Wounded Lion, like their Columbus brethren, is inspired by the space the band inhabits. For those abroad, LA is less a place than a destination – a space people dream of and aspire towards. Its image is shaped through depictions, lore, and the fantasies it has provoked from each generation. There is, undeniably, a grain of truth to the assumption that LA is filled with anxious people pounding the pavement, chasing dreams, hopes, and aspirations - trying to patch the proverbial void. The city has its neuroses, but the vanity, superficiality, and image concerns are a product of one demographic’s desire to experience the fantasy, to make it tangible through empty façade. The façade weighs heavy on the city’s consciousness. We drive ridiculous cars, get plastic surgery, and accumulate insurmountable debts. We meltdown, burnout, and pick up the pieces. Amidst paradise. Thankfully, we have Wounded Lion to show us how to have fun again, despite it all.

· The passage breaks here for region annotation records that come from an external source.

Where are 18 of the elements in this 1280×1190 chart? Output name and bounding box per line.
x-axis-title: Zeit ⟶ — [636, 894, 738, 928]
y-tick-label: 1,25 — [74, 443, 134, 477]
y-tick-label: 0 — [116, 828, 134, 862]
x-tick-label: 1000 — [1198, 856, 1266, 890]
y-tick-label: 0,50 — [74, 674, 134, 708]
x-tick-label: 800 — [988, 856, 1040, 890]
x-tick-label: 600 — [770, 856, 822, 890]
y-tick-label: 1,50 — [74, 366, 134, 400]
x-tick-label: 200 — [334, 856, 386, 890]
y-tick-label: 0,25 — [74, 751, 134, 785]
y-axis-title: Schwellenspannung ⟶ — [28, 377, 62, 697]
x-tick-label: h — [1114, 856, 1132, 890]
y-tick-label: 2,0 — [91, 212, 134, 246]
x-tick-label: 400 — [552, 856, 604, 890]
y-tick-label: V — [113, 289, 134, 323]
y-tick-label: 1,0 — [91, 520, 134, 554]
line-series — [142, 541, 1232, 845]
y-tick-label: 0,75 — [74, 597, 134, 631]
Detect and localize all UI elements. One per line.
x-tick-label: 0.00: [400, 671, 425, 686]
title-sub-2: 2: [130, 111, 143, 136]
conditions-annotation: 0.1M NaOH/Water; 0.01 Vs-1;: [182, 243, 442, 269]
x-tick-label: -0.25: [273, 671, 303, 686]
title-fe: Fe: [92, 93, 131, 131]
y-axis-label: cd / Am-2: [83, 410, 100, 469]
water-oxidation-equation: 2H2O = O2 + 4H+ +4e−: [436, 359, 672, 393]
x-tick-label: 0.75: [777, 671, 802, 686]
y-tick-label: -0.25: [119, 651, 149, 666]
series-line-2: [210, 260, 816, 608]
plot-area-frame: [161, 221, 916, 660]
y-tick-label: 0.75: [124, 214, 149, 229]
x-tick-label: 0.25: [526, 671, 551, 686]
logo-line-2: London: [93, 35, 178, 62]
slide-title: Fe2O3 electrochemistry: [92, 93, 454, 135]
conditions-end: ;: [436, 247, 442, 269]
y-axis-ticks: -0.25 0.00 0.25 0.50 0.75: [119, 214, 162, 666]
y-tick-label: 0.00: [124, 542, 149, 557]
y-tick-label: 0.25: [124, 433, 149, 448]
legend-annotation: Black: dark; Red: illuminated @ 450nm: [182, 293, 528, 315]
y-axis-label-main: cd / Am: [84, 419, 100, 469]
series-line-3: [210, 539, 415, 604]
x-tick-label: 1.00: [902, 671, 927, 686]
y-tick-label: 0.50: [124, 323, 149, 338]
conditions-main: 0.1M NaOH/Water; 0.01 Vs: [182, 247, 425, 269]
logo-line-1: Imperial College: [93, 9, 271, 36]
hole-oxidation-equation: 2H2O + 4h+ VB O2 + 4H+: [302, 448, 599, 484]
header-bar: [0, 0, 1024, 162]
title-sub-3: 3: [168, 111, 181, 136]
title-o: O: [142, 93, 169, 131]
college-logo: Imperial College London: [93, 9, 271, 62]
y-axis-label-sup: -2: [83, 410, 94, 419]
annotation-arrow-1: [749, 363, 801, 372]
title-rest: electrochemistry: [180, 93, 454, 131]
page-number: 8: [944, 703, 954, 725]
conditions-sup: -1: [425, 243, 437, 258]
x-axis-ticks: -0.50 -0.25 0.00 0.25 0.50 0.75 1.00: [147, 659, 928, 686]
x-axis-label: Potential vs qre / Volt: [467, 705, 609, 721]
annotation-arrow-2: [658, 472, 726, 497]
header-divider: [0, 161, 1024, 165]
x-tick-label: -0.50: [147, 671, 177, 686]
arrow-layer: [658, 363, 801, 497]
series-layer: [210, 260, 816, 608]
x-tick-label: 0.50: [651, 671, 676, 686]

Wounded Lion’s formula is relatively simple. The band writes shambling, alternately silly and poignant songs that bend and twist timeless pop hooks from the sixties onward. On their debut S-S 7 inch, Eberhard’s lyrics concern pony people and a girl named Carol Cloud. They’re funny on their own, but Eberhard sells them with his languid approach and straight-faced honesty. When it works, and it usually does, it feels as though Eberhard is gloriously unaware of the separation between the real world and his fantasy world, a place where troubles are coupled with and defused by raw imagination. We know he’s goofing, but it doesn’t matter. The band has pulled us in; we’re helpless. Live, Wounded Lion bring a small piece of their fantasy world as an offering the audience can take or leave - a short time with the band when nothing has to matter. The band plays and dances hard, in a fit of energy and jubilation - oblivious to personal concerns and anxieties. I like to imagine the band practicing or playing to no one with the same kind of energy; it honestly wouldn’t surprise me. In Wounded Lion’s world, people trade instruments, tune each others guitars and everyone gets a chance to sing lead – a truly democracy not unlike Dr. Hook and his medicine show, but without the cocktail of drink and drugs. In Wounded Lion’s world, no one looks stupid dancing or has a bad hair day. No one is afraid. The world is a party and everyone is invited.

Like the bands of Columbus, Ohio, Wounded Lion escape the everyday by refusing to accept it, refusing to be burdened by trends, trivialities, and contrivances. They create a space where postures are null. However, unlike the musicians of Columbus, Wounded Lion isn’t burden by Midwestern hopelessness. The band’s message is never sardonic, cynical, or hard to swallow. In times this heady, self aware, and neurotic, we need bands like Wounded Lion to remind us that, in the grand scheme of things, a lot of this shit we obsess over doesn’t matter. Regardless of pretense, two things that get us out of bed every morning are catharsis and personal connection, both of which Wounded Lion offer generously.